Video del Venerdì: il celestiale canto della Lexus LFA.

Sono molte le vetture che ci fanno girare la testa grazie al loro sound. Una Maserati, ad esempio, con il suo fiero gorgogliare può causare momenti di trance profonda, così come il tagliente sound di una Lamborghini Murcielago SV ad alti regimi sa regalare istanti di intenso piacere. Tra il grande coro delle supercar, però, c’è un soprano la cui voce emerge chiaramente: viene dal Giappone, e si chiama Lexus LFA.

Nel 2009, quando questa vettura venne finalmente presentata al grande pubblico, suscitò grande scalpore, “rubando” la scena alle rivali italiane. Lexus, la Casa automobilistica che progettava le proprie vetture per un pubblico “over-60”, focalizzandosi su confort e tecnologia ibrida, aveva prodotto una supercar V10 in fibra di carbonio, disegnata da un italiano, Leonardo Fioravanti (da cui LF-A), e nel giro di un anno ne sarebbero stati prodotti 500 esemplari, ad un prezzo di 375 mila euro.

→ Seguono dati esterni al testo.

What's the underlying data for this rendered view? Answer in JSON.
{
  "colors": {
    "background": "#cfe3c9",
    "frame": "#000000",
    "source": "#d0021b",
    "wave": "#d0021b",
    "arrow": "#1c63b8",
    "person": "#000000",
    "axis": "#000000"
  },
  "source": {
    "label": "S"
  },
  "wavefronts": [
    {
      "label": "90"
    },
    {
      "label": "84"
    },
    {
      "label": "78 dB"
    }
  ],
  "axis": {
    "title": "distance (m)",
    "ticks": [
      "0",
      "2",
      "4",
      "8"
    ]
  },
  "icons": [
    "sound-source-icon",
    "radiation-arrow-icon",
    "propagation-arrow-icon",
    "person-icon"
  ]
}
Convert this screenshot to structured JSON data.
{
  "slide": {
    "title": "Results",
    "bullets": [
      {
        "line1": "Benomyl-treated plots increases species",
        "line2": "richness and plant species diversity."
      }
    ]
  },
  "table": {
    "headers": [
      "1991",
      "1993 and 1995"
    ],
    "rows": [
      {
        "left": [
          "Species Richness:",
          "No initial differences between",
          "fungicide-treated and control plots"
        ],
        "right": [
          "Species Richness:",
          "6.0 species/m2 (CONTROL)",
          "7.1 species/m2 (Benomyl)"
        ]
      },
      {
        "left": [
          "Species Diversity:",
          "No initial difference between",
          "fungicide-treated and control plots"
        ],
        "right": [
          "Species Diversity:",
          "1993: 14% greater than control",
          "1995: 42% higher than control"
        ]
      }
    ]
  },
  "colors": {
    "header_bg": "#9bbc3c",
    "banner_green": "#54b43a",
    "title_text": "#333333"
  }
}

La Lexus LFA è qualcosa di unico. Il motore, un 4.8 V10 progettato dal team di Formula 1 di Toyota, sviluppa 560 CV di potenza massima, è composto di materiali pregiati ed innovativi, che lo rendono più leggero di un V6 tradizionale, e può raggiungere 9000 giri in 0.6 secondi. Il corpo vettura è composto da una monoscocca in fibra di carbonio unita a materiale termoplastico, tecnologia presa in prestito dall’aeronautica, mentre la maggior parte del peso si trova nel baricentro ideale nella vettura, compresi serbatoi di carburante e di liquido lavavetri. Così facendo, nonostante il motore si trovi davanti, la maggior parte del peso sta nel retro dell’auto. Ingegneria pura.

Il motivo per cui tutti se la ricordano, però, non è la tecnologia con la quale è stata sviluppata, e nemmeno il motore, bensì il sound prodotto da esso. Toyota difatti ha investito parecchio sulla “voce” della propria supercar di bandiera, collaborando con il reparto musicale di Yamaha per permettere alla LFA di gridare come una Formula 1 degli anni ’90 ad alti regimi. Gli esperti del suono giapponesi devono aver fatto proprio un ottimo lavoro, perchè l’ “angelico ruggito” di questa straordinaria supercar è in grado persino di frantumare un bicchiere di cristallo.